There were no new reports of serious or widespread corruption in 2006. Nauru was not rated in Transparency International's 2006 Corruption Perceptions Index.
The government does not restrict or censor the news media. Local journalists produce a number of weekly and monthly publications, and foreign dailies, most of them in English, are freely admitted and widely available. The government publishes occasional bulletins, and the opposition publishes its own newsletters. Radio Nauru and Nauru TV, which are owned and operated by the government, broadcast content from Australia, New Zealand, the British Broadcasting Corporation (BBC), and other international sources. Internet service began in 1998, but access is constrained by cost and a lack of infrastructure outside the capital.

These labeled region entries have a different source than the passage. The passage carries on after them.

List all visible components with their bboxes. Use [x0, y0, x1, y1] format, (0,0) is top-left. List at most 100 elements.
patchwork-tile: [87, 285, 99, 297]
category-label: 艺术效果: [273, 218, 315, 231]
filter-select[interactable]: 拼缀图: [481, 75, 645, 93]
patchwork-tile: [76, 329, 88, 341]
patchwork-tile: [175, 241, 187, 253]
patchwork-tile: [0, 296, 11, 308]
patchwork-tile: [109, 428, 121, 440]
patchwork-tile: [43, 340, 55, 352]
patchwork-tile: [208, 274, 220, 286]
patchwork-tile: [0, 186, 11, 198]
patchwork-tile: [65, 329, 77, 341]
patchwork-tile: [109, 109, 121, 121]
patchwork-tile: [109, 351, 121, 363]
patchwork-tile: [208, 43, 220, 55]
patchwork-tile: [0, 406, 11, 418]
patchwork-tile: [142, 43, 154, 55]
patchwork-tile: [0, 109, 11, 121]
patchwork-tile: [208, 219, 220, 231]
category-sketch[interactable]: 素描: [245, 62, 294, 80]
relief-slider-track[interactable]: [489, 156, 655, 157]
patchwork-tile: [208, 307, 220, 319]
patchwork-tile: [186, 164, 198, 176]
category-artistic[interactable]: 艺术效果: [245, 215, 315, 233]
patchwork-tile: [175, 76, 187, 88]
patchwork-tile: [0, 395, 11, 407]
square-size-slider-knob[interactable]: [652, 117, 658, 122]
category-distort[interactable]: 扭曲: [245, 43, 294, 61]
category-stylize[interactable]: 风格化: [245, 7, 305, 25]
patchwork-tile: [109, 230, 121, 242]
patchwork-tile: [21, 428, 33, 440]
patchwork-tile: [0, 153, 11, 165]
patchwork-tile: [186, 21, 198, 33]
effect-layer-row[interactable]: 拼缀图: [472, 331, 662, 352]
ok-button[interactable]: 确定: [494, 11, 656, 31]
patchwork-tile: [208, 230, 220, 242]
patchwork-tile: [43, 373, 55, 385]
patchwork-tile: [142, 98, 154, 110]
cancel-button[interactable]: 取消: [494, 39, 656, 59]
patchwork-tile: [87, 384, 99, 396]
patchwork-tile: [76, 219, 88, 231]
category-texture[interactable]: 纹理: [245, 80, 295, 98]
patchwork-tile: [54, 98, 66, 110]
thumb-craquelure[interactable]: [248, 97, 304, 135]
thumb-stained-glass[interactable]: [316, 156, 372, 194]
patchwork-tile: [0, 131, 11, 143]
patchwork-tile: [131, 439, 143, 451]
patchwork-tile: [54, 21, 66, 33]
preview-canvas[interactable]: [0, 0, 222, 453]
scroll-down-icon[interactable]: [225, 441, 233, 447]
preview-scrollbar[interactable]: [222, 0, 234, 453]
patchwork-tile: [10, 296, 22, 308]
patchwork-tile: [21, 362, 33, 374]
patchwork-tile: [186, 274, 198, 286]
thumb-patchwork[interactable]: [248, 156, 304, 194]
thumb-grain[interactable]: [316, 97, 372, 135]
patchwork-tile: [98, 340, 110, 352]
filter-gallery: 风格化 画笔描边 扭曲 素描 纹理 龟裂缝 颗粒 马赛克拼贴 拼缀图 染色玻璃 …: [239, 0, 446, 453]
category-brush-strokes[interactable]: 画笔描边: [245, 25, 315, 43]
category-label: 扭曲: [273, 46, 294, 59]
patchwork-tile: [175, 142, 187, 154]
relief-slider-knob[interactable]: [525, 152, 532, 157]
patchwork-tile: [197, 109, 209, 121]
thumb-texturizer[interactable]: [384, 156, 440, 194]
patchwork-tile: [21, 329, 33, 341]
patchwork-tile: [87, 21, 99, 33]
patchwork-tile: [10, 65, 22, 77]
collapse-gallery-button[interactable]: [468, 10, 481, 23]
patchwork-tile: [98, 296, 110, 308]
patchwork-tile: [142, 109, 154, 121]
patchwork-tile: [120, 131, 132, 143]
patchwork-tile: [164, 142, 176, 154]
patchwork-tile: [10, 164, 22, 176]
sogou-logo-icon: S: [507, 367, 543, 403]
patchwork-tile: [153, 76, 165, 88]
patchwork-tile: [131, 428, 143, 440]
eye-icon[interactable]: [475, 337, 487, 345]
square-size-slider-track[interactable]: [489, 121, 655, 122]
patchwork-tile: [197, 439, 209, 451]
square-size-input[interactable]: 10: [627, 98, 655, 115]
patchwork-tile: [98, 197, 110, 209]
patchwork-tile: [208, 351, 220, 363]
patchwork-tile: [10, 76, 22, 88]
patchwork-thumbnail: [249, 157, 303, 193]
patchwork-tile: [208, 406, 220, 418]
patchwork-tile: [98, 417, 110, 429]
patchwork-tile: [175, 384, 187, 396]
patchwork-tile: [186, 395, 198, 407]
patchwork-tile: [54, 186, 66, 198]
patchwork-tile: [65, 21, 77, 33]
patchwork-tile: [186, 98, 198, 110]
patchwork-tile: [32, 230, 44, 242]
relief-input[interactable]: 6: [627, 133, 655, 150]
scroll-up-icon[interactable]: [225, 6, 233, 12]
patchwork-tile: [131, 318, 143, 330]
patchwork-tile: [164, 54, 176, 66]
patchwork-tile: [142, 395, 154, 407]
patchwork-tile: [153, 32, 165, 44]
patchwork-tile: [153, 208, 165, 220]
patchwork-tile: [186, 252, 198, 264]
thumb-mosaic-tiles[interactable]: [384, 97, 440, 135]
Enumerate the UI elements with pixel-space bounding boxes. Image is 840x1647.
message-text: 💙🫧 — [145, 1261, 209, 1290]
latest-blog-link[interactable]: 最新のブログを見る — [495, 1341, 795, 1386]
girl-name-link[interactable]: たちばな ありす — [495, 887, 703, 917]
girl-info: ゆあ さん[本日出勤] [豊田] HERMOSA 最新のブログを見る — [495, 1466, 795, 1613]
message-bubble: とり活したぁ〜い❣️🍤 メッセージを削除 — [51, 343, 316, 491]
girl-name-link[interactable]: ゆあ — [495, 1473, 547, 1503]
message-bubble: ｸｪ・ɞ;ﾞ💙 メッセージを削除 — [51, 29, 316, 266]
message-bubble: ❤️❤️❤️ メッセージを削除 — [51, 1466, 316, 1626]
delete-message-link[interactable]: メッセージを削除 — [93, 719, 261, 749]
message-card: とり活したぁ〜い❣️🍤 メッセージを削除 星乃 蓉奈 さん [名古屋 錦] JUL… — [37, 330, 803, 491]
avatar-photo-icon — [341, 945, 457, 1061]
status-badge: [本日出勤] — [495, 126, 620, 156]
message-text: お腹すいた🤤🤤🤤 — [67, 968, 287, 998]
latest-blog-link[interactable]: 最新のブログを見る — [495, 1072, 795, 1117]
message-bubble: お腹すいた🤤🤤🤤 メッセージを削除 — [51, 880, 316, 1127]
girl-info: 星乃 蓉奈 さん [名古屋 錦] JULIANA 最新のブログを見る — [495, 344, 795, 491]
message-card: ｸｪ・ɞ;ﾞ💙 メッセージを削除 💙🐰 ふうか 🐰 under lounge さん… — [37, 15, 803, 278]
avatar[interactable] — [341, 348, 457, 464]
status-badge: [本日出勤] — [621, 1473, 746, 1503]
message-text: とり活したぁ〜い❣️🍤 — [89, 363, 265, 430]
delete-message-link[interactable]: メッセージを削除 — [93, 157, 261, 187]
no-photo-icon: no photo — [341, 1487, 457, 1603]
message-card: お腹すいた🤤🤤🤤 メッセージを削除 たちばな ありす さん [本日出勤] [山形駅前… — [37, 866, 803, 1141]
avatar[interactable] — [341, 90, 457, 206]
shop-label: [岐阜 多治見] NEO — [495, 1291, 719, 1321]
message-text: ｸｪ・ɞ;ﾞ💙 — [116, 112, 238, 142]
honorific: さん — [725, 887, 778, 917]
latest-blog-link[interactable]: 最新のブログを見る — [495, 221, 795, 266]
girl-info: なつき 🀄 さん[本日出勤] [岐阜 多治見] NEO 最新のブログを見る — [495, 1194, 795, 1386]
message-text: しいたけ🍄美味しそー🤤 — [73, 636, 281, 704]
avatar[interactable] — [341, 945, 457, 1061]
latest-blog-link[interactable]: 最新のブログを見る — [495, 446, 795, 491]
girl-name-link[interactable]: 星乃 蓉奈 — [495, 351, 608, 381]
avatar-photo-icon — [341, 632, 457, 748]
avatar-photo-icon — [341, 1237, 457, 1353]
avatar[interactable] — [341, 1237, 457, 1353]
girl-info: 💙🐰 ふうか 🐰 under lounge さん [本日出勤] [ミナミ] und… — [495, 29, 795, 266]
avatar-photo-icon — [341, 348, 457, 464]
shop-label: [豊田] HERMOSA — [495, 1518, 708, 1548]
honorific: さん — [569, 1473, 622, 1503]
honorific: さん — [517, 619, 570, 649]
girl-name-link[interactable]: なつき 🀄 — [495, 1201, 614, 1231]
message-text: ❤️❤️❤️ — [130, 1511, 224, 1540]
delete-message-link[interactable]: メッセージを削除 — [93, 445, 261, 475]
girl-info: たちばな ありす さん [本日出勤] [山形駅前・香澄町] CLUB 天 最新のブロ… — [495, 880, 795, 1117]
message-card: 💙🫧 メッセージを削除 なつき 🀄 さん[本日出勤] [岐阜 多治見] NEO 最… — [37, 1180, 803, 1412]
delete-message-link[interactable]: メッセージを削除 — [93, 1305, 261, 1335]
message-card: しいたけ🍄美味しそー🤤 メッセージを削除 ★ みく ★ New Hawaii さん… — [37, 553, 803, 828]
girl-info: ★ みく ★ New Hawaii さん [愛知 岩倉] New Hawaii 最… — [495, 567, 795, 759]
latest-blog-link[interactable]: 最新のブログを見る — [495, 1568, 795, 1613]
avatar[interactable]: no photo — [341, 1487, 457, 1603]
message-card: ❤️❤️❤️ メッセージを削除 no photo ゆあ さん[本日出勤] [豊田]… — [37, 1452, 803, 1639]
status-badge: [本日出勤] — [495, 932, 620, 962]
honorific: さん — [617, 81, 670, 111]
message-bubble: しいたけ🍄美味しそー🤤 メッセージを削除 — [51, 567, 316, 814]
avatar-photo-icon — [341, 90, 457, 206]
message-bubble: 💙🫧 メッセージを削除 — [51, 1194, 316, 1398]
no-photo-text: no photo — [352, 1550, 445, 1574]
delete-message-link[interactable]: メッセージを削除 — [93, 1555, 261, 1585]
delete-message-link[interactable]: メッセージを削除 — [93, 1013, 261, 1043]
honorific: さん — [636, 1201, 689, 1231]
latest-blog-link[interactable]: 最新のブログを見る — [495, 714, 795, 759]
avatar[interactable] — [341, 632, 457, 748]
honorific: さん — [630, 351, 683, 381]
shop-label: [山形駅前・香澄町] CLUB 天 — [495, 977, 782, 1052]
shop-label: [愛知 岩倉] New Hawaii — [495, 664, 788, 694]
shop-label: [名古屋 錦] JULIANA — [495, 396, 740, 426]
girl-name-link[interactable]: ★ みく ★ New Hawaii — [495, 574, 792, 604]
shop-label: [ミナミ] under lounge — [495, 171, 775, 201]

The constitution provides for freedom of religion, which the government generally respects in practice. There have been no reports of government suppression of academic freedom. The school system, like other public services, is starved for funds. In 2006, New Zealand offered assistance to acquire new school materials, improve infrastructure, and develop the curriculum.
The government respects freedom of assembly and association. There are a small number of advocacy groups for women, development-focused groups, and religious organizations. The country lacks trade unions and labor protection laws, partly because there is little large-scale, private employment.
The judiciary is independent, and defendants generally receive fair trials and representation. The Supreme Court is the highest authority on constitutional issues, and the Parliament cannot overturn court decisions. Appeals in civil and criminal cases can be lodged with the high court of Australia. Traditional reconciliation mechanisms, rather than the formal legal process, are used in many cases, usually by choice but sometimes under communal pressure. A civilian official controls the 100-person police force. Police abuse is rare, although foreign workers have complained that the police are slow to act on cases filed against native employers. Nauru has no armed forces; Australia provides national defense under an informal agreement.
The law provides equal freedom and protection for men and women, but societal pressures limit the ability of women to exercise their legal rights. Sexual harassment is a crime, but spousal rape is not. Domestic violence is frequently associated with alcohol abuse. Production of illicit alcohol spiked dramatically in 2006 after a major tax hike on beer in 2005; the government has since cut the tax.